Taking out race as a factor, he said, and substituting those more diverse backgrounds, would probably result in a less white student body.
FOCUS ON ASIAN-AMERICANS
The legal challenge to Harvard’s admission policies, Blum said, rests on the argument that the school excludes many Asian-American students who qualify for admission.
It’s similar to an approach Harvard used in the 1920s and ’30s, he said, when the school allegedly limited how many Jewish students could attend.
“Harvard is really doing the same thing with Asian applicants,” he said. “They don’t want too many Asians there.”
The legal team has a Maine flavor, Blum said, with Patrick Strawbridge, a Maine native and resident, as one of the key members.
Blum jokes that his lawyers are “grossly overpaid,” although most offer to work for less than their normal rate to take part in high-profile cases likely to end up before the Supreme Court.

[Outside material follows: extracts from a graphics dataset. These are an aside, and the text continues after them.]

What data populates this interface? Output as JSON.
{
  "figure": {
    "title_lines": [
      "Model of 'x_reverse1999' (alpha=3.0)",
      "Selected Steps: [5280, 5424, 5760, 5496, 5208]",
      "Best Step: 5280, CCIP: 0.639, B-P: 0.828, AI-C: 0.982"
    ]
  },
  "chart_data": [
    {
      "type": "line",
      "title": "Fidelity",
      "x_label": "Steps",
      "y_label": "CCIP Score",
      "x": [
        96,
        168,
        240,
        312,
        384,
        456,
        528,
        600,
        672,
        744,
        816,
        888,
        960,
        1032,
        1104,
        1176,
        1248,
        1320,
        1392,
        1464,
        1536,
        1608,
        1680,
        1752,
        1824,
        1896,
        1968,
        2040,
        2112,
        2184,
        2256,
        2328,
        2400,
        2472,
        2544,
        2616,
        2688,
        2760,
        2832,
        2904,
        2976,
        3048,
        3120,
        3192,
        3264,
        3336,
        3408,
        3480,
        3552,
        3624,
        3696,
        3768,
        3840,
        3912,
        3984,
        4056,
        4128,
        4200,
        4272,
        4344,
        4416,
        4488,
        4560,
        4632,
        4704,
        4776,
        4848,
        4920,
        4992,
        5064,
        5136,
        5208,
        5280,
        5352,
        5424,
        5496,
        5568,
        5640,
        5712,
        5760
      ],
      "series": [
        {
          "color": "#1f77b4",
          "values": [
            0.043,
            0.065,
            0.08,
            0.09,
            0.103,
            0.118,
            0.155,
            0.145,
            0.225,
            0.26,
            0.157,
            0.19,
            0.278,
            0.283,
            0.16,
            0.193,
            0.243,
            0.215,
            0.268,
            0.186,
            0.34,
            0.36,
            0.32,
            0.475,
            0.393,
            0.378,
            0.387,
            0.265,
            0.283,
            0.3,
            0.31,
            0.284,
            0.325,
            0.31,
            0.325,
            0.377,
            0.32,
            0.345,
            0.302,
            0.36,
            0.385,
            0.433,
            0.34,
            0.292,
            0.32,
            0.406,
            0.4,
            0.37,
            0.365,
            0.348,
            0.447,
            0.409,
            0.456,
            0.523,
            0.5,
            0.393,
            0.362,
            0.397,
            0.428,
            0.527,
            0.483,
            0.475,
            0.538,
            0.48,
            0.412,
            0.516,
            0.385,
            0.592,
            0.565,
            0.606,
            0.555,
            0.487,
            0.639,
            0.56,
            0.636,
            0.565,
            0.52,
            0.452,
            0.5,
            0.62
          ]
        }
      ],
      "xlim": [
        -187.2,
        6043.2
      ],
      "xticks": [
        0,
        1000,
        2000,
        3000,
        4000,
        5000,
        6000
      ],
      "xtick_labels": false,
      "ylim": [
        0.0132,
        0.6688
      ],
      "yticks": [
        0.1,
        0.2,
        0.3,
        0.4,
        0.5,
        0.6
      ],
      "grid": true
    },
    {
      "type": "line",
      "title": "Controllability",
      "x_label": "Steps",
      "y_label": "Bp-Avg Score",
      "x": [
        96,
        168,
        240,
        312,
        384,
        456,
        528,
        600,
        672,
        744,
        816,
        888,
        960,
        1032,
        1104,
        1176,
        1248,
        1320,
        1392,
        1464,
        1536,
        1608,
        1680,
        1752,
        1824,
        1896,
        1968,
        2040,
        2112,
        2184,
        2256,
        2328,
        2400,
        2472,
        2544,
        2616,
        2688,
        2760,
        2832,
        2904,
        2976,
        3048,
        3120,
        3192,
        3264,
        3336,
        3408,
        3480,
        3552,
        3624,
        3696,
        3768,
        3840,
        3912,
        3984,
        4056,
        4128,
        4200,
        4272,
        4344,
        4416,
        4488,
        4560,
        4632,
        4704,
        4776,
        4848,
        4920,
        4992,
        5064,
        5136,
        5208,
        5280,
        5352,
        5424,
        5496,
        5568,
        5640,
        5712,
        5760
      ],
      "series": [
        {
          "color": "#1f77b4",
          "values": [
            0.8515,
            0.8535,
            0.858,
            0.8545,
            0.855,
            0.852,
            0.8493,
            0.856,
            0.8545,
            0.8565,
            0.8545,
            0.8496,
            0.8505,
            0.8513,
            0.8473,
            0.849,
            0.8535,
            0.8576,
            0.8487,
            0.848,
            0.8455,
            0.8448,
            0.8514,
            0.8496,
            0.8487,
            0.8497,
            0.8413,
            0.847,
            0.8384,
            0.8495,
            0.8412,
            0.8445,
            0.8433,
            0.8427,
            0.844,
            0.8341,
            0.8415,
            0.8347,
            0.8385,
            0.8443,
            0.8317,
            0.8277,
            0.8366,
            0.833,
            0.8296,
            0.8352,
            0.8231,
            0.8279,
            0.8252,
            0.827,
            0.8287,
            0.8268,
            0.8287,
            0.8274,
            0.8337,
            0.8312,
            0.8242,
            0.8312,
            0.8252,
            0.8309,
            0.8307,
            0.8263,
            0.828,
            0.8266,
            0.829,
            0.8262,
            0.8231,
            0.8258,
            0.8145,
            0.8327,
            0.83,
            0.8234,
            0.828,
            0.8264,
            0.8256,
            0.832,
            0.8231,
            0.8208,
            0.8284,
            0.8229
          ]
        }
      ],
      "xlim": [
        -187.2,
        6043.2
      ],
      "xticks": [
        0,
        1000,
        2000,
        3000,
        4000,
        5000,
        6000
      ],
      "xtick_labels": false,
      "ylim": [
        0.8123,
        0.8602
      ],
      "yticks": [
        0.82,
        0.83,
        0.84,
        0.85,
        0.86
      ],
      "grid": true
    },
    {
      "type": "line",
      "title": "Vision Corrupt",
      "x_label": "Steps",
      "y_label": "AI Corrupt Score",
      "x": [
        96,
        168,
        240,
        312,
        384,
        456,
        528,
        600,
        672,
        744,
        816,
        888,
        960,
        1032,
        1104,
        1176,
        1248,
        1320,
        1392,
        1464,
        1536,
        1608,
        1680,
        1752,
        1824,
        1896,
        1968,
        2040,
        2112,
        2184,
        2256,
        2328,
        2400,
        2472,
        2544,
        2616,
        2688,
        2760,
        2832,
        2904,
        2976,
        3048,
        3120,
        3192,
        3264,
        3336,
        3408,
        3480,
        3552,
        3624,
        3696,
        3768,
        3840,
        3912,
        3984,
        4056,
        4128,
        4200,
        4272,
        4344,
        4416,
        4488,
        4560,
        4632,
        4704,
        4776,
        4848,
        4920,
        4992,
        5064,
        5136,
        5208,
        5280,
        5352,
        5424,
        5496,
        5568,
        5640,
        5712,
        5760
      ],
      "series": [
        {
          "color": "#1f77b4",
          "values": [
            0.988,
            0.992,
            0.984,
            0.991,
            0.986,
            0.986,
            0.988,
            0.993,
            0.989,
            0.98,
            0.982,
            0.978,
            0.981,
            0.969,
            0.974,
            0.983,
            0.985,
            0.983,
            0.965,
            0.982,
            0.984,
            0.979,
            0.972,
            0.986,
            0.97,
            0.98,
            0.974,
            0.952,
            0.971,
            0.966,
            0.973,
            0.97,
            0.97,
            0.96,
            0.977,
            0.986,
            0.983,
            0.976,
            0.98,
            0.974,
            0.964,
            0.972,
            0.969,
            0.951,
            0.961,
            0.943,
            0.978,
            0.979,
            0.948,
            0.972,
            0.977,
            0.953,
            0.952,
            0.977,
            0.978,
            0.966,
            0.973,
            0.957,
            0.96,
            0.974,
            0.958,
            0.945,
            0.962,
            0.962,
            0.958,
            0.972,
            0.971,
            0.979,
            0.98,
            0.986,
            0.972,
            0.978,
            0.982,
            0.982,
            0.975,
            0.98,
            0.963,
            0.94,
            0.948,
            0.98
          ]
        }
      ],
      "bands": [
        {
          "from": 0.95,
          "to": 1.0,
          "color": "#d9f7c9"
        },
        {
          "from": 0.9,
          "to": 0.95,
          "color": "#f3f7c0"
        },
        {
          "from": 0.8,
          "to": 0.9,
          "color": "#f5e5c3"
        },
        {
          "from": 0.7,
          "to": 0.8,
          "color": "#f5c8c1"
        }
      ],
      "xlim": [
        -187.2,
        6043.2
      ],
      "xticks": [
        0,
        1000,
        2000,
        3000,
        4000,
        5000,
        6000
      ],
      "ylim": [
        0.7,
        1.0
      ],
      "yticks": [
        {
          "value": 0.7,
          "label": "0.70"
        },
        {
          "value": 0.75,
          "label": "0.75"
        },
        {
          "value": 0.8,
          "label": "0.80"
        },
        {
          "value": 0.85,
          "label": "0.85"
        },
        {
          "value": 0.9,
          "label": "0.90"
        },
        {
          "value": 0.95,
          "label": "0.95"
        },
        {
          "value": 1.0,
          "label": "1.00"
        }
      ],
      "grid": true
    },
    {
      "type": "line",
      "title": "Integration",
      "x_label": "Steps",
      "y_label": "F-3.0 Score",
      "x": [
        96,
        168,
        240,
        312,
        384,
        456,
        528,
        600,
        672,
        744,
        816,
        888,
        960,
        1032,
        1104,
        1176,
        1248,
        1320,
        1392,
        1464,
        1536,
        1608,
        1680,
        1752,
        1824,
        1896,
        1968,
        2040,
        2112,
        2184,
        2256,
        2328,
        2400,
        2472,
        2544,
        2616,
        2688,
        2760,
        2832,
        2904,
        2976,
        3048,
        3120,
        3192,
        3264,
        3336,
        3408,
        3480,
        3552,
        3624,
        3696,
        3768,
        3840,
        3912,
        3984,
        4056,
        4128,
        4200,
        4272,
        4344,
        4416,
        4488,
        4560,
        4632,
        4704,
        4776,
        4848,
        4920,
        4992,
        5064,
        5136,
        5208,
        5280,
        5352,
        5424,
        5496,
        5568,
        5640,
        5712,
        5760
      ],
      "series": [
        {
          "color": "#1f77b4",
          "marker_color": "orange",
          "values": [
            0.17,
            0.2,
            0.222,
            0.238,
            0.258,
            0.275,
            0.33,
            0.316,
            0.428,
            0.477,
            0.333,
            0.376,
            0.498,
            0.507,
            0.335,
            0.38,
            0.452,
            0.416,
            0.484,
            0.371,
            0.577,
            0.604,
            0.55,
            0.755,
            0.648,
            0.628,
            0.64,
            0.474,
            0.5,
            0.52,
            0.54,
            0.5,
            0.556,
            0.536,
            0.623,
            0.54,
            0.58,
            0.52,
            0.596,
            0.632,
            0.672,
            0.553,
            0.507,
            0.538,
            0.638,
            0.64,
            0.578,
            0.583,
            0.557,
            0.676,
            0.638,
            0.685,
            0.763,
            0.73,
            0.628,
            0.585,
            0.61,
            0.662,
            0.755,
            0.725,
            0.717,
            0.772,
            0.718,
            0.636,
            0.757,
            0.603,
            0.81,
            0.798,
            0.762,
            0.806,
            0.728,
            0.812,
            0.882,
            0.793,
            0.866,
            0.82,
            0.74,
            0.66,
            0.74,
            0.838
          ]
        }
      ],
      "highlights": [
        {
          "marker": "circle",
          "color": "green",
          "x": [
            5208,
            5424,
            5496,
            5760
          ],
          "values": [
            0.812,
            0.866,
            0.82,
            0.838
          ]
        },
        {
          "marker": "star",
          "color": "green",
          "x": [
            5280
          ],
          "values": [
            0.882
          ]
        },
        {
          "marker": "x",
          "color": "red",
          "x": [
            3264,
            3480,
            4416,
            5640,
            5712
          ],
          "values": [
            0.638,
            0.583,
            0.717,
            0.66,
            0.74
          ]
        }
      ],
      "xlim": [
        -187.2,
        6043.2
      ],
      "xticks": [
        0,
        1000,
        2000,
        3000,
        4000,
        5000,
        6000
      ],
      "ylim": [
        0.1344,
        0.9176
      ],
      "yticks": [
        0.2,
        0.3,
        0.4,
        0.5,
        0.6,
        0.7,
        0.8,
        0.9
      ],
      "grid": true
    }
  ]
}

“They do give me significant discounts on cases like this,” he said. “This is why kids go to law school. They want cases like this.”
Blum argues that the public agrees with him, pointing to a Gallup poll last year that found that 65 percent of people disagreed with the Supreme Court’s ruling in the Fisher case.
While Blum takes a pragmatic approach to choosing which cases he should pursue, he said his connection to Maine is more emotional.
He and his wife honeymooned in Maine in 1981, he said, and returned to the state almost every summer, for longer and longer stays.
They bought a house in Camden in 2003 and have since moved to South Thomaston, which he said he prizes for its “downtown,” consisting of a store and post office.
They spend less than six months a year in the state, he said, relocating to Florida in the winter to escape the harsh weather and Maine’s income taxes. But if his wife had her way, Blum said, the couple would live in Maine year-round.
For now, he said, that’s one decision on which he holds sway. “Between the weather and the taxes, I’m going to have to trump her desire,” he said.